LIDS methodology
LIDS is built entirely from ONS LS metadata available in the public CeLSIUS data dictionary. This design ensures that all artificial data extracts contain no information derived from the personal data
Extracting metadata from the CeLSIUS data dictionary
While the data dictionary provides structured code lists (explicit value-label pairs) for many variables, others document this information in unstructured formats or not at all. Some variables present coding information via external links to census appendices or classification tables; others provide only free-text code notes with descriptive information. As the ONS LS incorporates data from both census and administrative sources spanning over fifty years, these variations reflect differences in metadata documentation practices across sources and time periods.
To maximise the coverage of variables available in LIDS, CeLSIUS developed methods to extract structured code lists from these diverse sources.
Graph-based identification of comparable variables
A comparability network was constructed to identify equivalences between variables across the entire data dictionary. Variables were linked based on multiple dimensions of comparability documented in the metadata, including:
- Explicit comparable variable references (the ‘comvartime’ and ‘comvarind’ fields)
- Shared classification schemes
- Shared ‘coded as’ references indicating identical coding
- Similar variable descriptions
These pairwise relationships were used to build a network graph, with connected components representing groups of variables that share equivalent or related coding schemes. This approach allowed variables lacking structured code lists to inherit that information from equivalent variables within their component that do have complete metadata.
Each variable was then assigned an extraction method based on the best available source within its comparability group: direct use of an existing structured code list, extraction from a linked census appendix table, or extraction from free-text code notes.
Web scraping of reference tables
For variables whose coding information resides in external census or events appendices, these tables were programmatically retrieved. The scraped HTML tables were then parsed and reformatted into consistent value-label structures.
Text mining of code notes
For variables where coding information exists only in free-text code notes, natural language processing techniques and regular expressions were applied to extract structured value-label pairs.
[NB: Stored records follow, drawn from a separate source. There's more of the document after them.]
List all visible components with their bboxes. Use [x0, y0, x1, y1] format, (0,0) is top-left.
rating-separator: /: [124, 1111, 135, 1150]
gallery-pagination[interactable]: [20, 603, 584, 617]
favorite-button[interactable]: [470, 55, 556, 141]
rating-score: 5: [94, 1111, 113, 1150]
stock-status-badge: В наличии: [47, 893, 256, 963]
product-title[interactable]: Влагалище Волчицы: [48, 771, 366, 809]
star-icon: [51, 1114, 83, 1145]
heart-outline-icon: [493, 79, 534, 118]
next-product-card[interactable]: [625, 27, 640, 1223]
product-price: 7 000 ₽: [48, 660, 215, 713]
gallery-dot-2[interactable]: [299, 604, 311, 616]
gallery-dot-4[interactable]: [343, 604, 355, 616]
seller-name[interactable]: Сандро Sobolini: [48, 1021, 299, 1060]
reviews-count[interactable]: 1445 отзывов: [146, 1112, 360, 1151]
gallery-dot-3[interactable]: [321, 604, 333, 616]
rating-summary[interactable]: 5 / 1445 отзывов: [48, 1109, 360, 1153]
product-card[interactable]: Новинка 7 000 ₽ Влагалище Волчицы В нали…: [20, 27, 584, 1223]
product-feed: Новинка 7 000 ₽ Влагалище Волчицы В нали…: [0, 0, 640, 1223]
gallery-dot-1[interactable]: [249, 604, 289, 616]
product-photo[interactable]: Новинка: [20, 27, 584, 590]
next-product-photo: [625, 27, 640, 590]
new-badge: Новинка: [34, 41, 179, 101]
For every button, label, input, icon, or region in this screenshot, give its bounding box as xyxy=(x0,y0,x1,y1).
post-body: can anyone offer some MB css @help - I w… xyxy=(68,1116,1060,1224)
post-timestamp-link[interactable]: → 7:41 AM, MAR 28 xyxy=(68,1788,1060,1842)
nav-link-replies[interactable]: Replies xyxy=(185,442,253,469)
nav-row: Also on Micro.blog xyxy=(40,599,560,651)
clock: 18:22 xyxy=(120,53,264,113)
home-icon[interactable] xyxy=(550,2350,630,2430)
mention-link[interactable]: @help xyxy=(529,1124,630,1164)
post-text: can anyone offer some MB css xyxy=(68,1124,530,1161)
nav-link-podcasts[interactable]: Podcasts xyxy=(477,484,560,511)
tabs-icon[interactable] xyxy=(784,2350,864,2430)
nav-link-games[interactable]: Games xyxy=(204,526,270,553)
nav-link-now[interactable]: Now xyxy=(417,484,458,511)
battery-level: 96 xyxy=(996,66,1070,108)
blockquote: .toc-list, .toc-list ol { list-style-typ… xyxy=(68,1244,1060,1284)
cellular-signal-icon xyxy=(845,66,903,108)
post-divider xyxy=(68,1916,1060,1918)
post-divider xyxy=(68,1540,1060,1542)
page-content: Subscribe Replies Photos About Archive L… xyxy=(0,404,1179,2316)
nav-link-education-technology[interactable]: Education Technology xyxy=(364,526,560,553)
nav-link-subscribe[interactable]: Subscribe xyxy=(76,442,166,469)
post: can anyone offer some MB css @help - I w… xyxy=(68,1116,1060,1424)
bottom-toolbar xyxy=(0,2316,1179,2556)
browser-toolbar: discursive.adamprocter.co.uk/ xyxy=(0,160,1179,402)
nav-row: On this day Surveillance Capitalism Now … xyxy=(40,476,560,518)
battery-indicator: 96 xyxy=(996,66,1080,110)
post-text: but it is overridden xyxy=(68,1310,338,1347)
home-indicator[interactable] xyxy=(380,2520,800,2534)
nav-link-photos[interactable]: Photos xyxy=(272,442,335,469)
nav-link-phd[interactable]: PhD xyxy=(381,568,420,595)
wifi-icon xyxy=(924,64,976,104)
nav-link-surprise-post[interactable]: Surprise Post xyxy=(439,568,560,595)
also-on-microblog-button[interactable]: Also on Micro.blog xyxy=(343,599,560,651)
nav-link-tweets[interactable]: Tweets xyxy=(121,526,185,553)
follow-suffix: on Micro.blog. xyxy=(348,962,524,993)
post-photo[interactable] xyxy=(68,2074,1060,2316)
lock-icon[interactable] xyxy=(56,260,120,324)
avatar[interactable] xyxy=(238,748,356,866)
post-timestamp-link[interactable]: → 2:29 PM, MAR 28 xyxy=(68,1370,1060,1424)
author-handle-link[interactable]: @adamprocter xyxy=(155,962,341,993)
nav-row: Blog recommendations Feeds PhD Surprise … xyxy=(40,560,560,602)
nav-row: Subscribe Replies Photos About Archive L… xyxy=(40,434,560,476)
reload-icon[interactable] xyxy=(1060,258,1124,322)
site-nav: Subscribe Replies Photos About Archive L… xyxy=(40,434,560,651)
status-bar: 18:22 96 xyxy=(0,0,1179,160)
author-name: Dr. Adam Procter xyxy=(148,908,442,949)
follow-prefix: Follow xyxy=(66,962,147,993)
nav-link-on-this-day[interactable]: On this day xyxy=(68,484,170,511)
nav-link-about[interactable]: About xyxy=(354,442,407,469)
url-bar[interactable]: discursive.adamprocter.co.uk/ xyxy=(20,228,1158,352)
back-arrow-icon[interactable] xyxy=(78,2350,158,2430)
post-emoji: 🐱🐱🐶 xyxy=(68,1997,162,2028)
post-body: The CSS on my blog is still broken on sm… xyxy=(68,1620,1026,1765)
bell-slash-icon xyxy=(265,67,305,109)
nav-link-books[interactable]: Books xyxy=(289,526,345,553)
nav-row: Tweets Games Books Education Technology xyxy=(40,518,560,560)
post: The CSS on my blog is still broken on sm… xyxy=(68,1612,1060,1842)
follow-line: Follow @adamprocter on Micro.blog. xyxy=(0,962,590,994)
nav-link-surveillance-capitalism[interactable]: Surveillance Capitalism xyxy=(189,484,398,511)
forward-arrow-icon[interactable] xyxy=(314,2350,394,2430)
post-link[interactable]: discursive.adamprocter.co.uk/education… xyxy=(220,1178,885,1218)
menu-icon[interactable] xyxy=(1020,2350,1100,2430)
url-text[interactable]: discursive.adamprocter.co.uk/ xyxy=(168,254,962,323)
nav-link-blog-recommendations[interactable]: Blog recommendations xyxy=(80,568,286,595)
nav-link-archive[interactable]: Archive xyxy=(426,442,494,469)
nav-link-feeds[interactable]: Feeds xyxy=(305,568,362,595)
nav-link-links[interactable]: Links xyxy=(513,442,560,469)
Complete code lists could not be obtained for all variables. These variables remain available for selection in LIDS to preserve the complete table structures but appear with placeholder values indicating their status.
Generating impossible datasets
Using the variable code lists extracted from the CeLSIUS data dictionary, LIDS uses a straightforward process to generate impossible data extracts:
- Random value assignment: For each variable selected by a user, LIDS draws values independently and uniformly at random from that variable’s code list. Each observation receives a randomly sampled code with no consideration of values assigned to other variables in the same row or logical constraints that would apply in real data. This independence is what produces the ‘impossible’ combinations that give the tool its name.
- Record linkage identifiers: The ONS LS links individuals across census years and life events using a unique identifier (CORENO). When users select variables from any table, LIDS automatically includes CORENO and generates a set of unique identifier values shared across all selected tables. This allows users to practice linking records across tables in their code, even though the linked records contain randomly assigned values with no substantive relationship to one another.
- Observation sampling: Users specify the number of observations to generate, up to a maximum of 550,000. If the option to include all unique values is selected, LIDS first determines the minimum number of observations required to guarantee that every code for every selected variable appears at least once (equal to the largest code list among selected variables), and adjusts the observation count upward if necessary. Values are then sampled with replacement to fill the requested number of rows.
- Table structure: The generated data preserve the table structure of the ONS LS. Variables are grouped into their original tables, and the download function produces separate files for each table. This mirrors the format of real ONS LS data extracts, where census data, vital events, and other sources are provided as distinct but linkable datasets.
- Data types: LIDS assigns data types to selected variables based on the ‘format’ field of each respective variable on the data dictionary. For variables where the format field is empty, the data type defaults to characters.